# Malt in Bagels?



## jock (Dec 4, 2001)

I made some bagels recently with a recipe that called for high gluten flour (14%+) with a quantity of barley malt. I notice on the ingerdient list on the bag of flour that it already contains malt. Is it necessary to add more?
I didn't with this recipe (mostly because I was too lazy to go and buy some!) The bagels were very tasty but a little flat - I mean not much rise after boiling.

Jock


----------



## suzanne (May 26, 2001)

I think the malt is more for flavor than for rise. The REAL NY bagels I grew up on were smallish, quite dense and moist, but shiny/crusty outside, and on the sweet side (not sugar-sweet, but sweetish).


----------



## thebighat (Feb 21, 2001)

I have a hunch that malt syrup added to a dough goes in the percentage of 1.5 to 2% or something around there. It's an additional sugar to feed the yeast and also lends a characteristic flavor. If figured out on a percentage basis, I would guess that amount of malted flour in a 50 lb bag would work out to a small small amount.


----------



## kimmie (Mar 13, 2001)

Reinhart's formula: .94%

The malt is for flavour. You can also add some to the boiling water (for water bagels). Some use a small amount of baking soda to alkalize the water. That's for the typical shine of water bagels.


----------



## kokopuffs (Aug 4, 2000)

Based on what I've read about malt powder, it's used for two things:

1. Provide food for yeast;
2. Hasten the fermantation and therefore dough rise. Many bakers will adjust their rising times by adjusting malt content. Generally 1 tsp per 3 or 4 cups of flour are all that's necessary.

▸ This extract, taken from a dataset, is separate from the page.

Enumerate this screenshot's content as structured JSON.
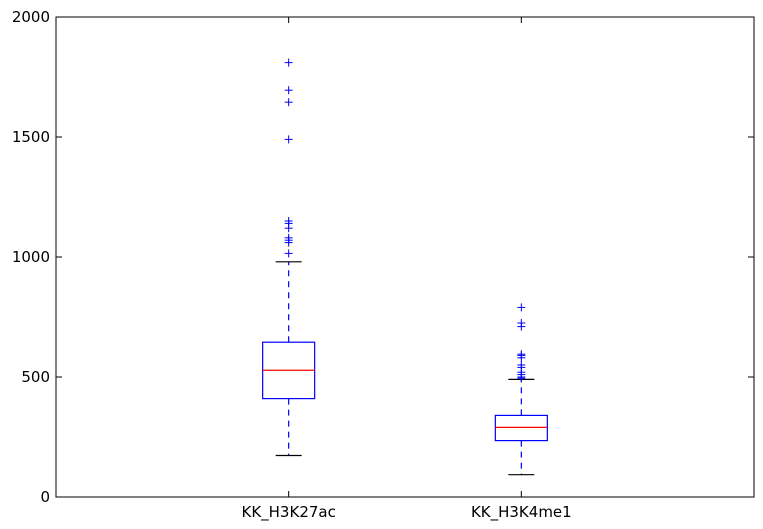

The information was gleaned from cereal chemists, the King Arthur catalog as well as several books on bread baking. The organic flour milled locally that I purchase contains neither vitamins nor any malt. Many other flours do, including some KA flours.


----------



## jock (Dec 4, 2001)

Thanks for the feedback guys. it's a big help. I knew that the malt provided extra yeast food but wondered if more is needed in flour that already has it.
And off the subject for a moment, I see a lot of posts that reference KA flour. I can get that at my local Trader Joe's but Gold Medal is much more common here. Is there that much difference? (Stupid question really. Next time I buy some I'll get the KA and try it!)

Jock


----------



## kylew (Aug 14, 2000)

KA prides themselves on the fact that there flour is "Never bleached, never bromated." Their flour also tends to be higher protien than most supermarket brands. I've used Arrowhead Mills and Hodgson's with success and you can find these more readily than KA. Look in your local health food store as well.


----------



## jock (Dec 4, 2001)

Thanks again :bounce: :bounce: 

Jock


----------